The photo above is of the Rev. Lane Hensely, rector of the Church of the Transfiguration in Palos Park, Illinois (a southwest suburb of Chicago), imposing ashes on the forehead of a commuter at the platform of the local METRA rail station. Yesterday’s Chicago Tribune carried a story about Father Henley’s presence at that location on Ash Wednesday, offering ashes, presumably along with the customary reminder of one’s mortality: “Remember that you are dust, and to dust you shall return.” The Episcopal Cafe blog reports that similar efforts took place in several other locations.
At one level, this is admirable, appealing, and winsome. It is a proactive missionary tactic. Any time anyone in the church gets the fact that the “if you build it they will come” era is over, that’s a good thing for the cause of the gospel. It reminds me of the matching T-shifts I once saw on a church youth group at an airport as they were getting ready to embark on a mission trip: “What part of ‘Go’ do you not understand?”
At another level—a much deeper one, I would say—this is profoundly troubling. The imposition of ashes on Ash Wednesday is a potent symbolic ritual act. It is accessible on a very intuitive and visceral level, not requiring a lot of rational explanation. For that precise reason, those who are its stewards bear a responsibility for seeing that the power of the act is not abused. The tool by which this stewardship is exercised is the community of the church and the “work” of that community, the liturgy. Both normatively and normally, the imposition of ashes takes place in the context of a celebration of the Eucharist, after the Word of God has been read and proclaimed homiletically, and right before Psalm 51 is prayed, and a corporate confession of sin voiced. It isn’t even the central act of the gathering, and is, in fact, optional.
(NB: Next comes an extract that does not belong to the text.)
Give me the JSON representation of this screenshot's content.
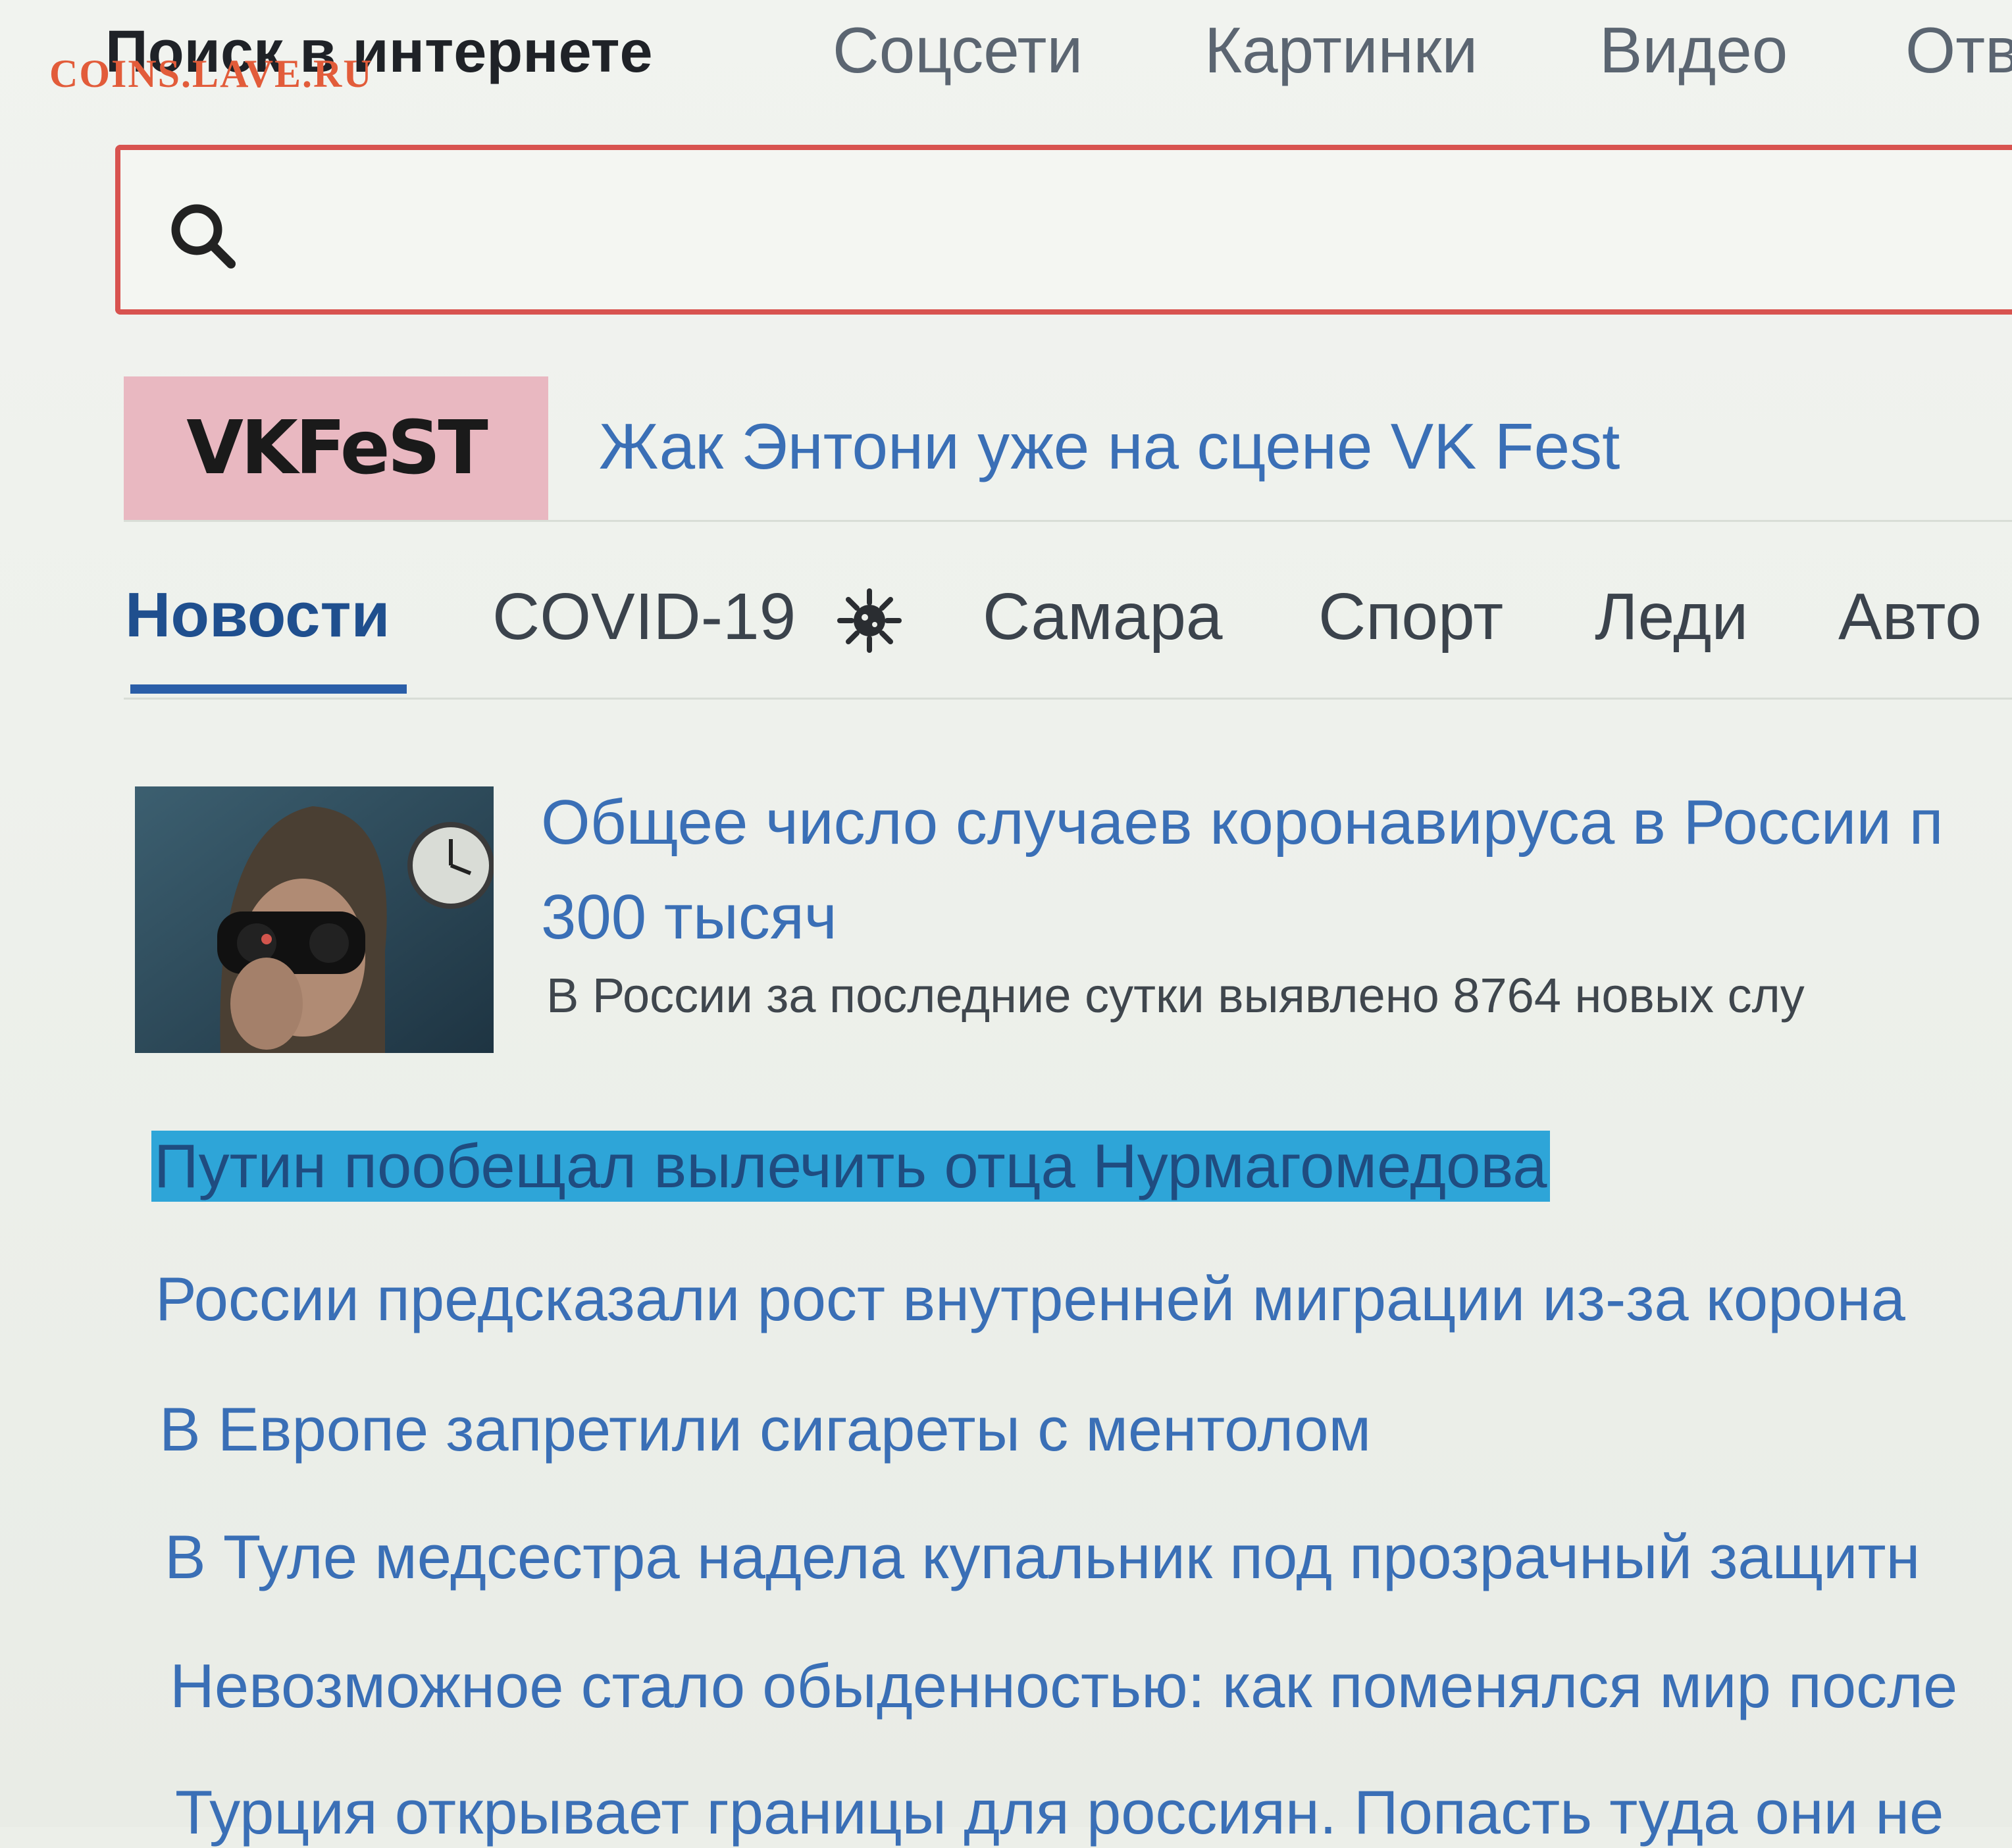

The imposition of ashes can be said to be, in a broadly generic sense, “sacramental.” But it is not a sacrament, and it is not an entitlement, an inherent privilege of all the baptized. Its significance is revealed only in its native liturgical context. Removed from that context, it quickly becomes incoherent. Apart from the communal character of public corporate (and eucharistic) worship, it easily becomes trivialized, sentimentalized, privatized. It becomes “all about me,” just like most everything else in our hyper-individualized culture. It becomes a very attractive tail with no dog to wag it.
Do Christian communities need to be imaginative about how we display the message of good news that has been entrusted to us? Yes. Absolutely. But we need to do so coherently and thoughtfully, not just looking for a feel-good freebie.